Located on the Caribbean Sea in southeast Mexico, Cancun is a very popular tourist destination. With direct flights from several U.S. cities and regular charter flights from Europe, including the UK and Ireland, and with a yearly tropical climate of roughly 27 degrees C, it’s no wonder that people return to this long-haul sunny destination year after year.
Beaches near Cancun
As well as an all-inclusive destination offering numerous hotels, a fantastic white stretch of beach good for solos, families and couples due to its mix of calm and slightly choppier waters and an eclectic nightlife ranging from flamenco dancing, nightclubbing and all manner of restaurants serving Mexican fare, there are, however, other interesting things to do in Cancun than laze away your days on the beach. As a traveller who deliberately seeks out places that steer away from mass tourism, I was pleasantly surprised to find out more about Cancun as I researched it as a possible destination to add to my travel inspiration list.
If you’re keen for a more quiet beach experience, why not head to Contoy Island? At only 8.5km in length and one of the most important places for nesting seabirds across the whole of the Mexican Caribbean, it means that only a certain number of people are allowed on the island daily, in order to discourage a mass and possibly disruptive influx of tourists. The coral reefs surrounding the island make for wonderful snorkeling and scuba diving, as do the colourful tropical fish.
I had no idea that the world’s longest underground river was located near Cancun; the Sac-Actuncenote.
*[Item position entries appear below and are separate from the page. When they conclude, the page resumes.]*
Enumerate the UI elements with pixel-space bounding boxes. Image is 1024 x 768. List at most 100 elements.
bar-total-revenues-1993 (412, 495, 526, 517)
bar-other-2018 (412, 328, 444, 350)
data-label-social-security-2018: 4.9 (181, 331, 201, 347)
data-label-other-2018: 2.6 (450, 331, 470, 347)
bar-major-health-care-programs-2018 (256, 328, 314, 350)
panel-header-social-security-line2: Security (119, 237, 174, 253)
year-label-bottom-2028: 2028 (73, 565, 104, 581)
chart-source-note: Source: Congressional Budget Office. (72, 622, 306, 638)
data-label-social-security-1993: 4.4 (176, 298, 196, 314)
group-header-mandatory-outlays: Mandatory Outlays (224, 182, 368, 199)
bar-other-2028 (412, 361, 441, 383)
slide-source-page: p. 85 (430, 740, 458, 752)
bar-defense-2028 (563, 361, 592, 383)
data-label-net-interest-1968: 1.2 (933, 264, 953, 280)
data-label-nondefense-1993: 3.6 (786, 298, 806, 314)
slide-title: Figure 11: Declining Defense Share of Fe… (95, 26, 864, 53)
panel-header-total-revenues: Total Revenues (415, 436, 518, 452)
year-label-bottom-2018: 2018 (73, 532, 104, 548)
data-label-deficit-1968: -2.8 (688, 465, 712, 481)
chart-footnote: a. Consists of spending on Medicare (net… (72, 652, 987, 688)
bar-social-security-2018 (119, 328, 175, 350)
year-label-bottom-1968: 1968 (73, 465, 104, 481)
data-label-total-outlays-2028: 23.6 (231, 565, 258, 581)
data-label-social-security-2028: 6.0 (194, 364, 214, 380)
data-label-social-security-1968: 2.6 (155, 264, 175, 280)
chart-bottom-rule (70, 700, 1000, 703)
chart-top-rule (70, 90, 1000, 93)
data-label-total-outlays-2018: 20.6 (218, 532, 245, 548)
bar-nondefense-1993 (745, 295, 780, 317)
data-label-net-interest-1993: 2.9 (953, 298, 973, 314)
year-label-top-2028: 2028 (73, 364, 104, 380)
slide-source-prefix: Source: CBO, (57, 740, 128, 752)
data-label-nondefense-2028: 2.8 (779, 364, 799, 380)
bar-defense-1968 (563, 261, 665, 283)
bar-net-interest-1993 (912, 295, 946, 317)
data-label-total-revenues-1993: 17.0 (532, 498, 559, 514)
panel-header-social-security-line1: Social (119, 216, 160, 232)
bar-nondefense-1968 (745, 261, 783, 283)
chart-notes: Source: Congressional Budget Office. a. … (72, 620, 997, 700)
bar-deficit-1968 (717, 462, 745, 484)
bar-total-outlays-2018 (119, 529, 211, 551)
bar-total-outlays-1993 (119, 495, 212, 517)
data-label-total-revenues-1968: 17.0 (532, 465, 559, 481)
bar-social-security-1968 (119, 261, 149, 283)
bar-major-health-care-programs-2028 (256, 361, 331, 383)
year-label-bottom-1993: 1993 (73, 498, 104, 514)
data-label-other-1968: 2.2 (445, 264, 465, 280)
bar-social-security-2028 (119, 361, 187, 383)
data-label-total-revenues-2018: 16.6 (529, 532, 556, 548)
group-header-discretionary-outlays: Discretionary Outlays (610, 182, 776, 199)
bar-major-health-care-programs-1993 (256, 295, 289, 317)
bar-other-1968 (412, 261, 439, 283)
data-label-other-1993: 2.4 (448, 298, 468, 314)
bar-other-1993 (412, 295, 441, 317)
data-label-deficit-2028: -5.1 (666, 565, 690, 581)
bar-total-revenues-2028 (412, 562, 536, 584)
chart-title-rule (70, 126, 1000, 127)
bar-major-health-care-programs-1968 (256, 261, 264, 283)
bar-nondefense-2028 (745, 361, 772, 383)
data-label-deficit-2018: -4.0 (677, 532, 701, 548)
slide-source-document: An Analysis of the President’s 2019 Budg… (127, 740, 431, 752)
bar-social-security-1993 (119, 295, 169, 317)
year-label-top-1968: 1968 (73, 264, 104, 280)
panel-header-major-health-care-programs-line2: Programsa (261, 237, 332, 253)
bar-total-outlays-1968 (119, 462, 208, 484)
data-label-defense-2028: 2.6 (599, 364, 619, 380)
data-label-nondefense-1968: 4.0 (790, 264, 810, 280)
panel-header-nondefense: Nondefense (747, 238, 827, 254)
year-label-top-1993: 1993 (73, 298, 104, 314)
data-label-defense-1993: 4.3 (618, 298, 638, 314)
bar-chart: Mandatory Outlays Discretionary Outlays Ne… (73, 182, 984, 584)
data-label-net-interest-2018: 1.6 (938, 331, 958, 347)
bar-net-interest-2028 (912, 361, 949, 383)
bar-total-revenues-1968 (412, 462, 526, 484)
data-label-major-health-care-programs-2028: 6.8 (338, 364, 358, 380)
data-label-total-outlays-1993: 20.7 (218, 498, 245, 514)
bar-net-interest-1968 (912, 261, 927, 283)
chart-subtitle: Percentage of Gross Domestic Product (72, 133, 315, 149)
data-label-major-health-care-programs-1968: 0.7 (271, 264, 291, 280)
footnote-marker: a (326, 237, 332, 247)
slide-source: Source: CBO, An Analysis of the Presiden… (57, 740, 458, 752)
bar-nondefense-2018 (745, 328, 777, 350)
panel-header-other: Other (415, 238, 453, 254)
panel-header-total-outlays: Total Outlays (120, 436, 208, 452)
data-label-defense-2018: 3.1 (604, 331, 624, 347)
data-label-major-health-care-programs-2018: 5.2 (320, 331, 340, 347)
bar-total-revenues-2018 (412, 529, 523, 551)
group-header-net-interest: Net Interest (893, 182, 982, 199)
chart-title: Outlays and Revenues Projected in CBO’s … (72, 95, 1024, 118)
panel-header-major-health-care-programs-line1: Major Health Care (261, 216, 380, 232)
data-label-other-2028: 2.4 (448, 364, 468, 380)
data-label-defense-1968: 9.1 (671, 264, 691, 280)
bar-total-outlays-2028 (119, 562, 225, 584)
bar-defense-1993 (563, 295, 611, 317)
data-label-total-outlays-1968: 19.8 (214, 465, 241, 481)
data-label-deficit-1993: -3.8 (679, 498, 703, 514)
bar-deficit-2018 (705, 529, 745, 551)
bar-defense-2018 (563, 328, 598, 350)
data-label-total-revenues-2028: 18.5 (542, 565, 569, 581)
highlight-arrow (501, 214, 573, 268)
There’s the opportunity to snorkel along it to the Nohoch Nah Chiich cavern…I just love stalactites and stalagmites, marveling at the ancient natural history.
Talking of history, near Cancun is located Chichén Itzá, one of the New Seven Wonders of the World. Between 600-1200AD it was an important Mayan capital and with ruins such as the Temple of the Jaguars and the rather bizarre Tzompantli bench—once a place for displaying the heads of those who’d been sacrificed to the Gods— and the 365 stepped pyramid, the Kukulkan—I think a visit here would rarely disappoint.
Festivals and Carnivals
As a fan of all forms of celebrations, it was a pleasant surprise to see that for three days every May, Cancun holds a jazz festival will all manner of venues springing up to host singers, bands and attracts crowds from afar. And let’s not forget the country wide Day of the Dead Festival and Carnival parade at the beginning of November. Cancun is no exception and expect to join in street celebrations where people dress as the dead to commemorate them. A feast of traditional food, drink, marigold flowers and candles is offered.
If you’re lucky enough to be in Cancun on 20th November, you’ll experience Mexican Revolution Day where once again, street parades and much merriment is enjoyed as Mexico celebrates the 1910 Revolution.
Have you been to Cancun? Is there anything you’d recommend seeing or doing there? I look forward to your Comments.